Dr Ashley J Tellis, senior associate of the United States thinktank Carnegie Endowment for International Peace, admitted that the nuclear agreement signed between the US and India on July 18, 2005 would collapse if India chose to test a nuclear device at any point of time and the US would be bound by its laws to impose sanctions against India.
He was delivering a keynote address on the first anniversary of the signing of the treaty organised by the Confederation of Indian Industries in New Delhi on Tuesday.

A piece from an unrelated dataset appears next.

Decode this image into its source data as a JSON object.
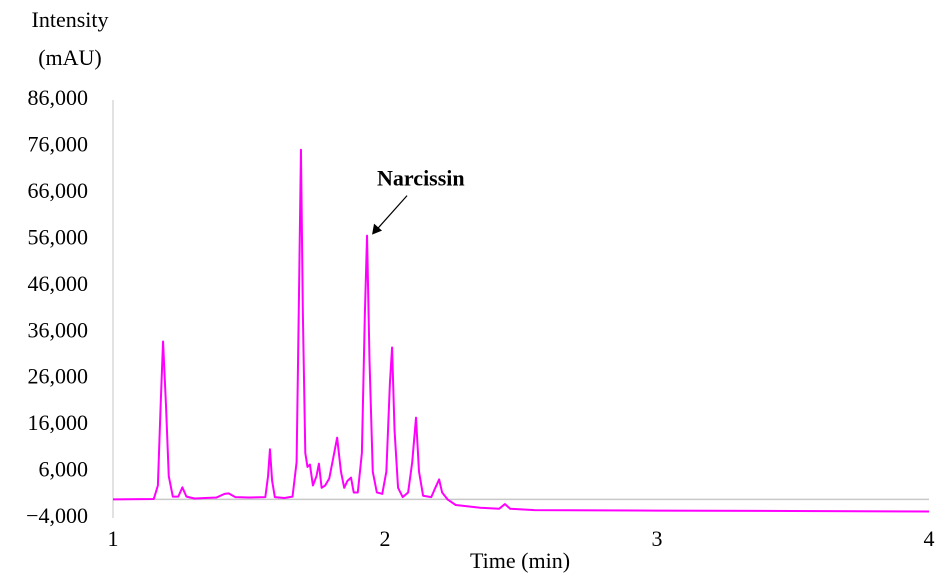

"(Indian foreign secretary) Shyam Saran is right when he says that if in future any government chose to test a nuclear device then a new world would emerge and would have to be dealt with by the new dispensation. "The US would be forced to impose sanctions against India. Even the US President is not empowered to change the rules that allow only five nuclear states to test. Of course the treaty would collapse," he said when leading defence expert Bharat Karnad asked Tellis why he had chosen not to highlight this aspect of the treaty. Tellis is a non-proliferation expert.
Tellis defended the treaty and said that it was interest of both India and the US but pointed to growing criticism from certain quarters in both countries. There is a group on either side that says they have got nothing to gain from the deal.
"Indo-US disagreement is over 30 years old and the consequences of disagreement is the non-proliferation regime and export controls that left India out in the cold. The non-proliferation regime served global US interests but not the cause of US-India relations. The civil nuclear cooperation agreement was designed to correct this anomaly," he said.
He pointed out that US-Indian cooperation would take care of only 3 per cent of the needs of the Indian energy sector. But what is important is whether India should burn the maximum coal or burn optimum coal to meet its energy demands by using other means to produce electricity.
According to the calculations if India is to sustain 8 per cent growth until 2015 then it would require 25,000 MW of installed capacity vs the current 12,000 MW from all sources and the deficit of 13,000 MW would have to be met somehow.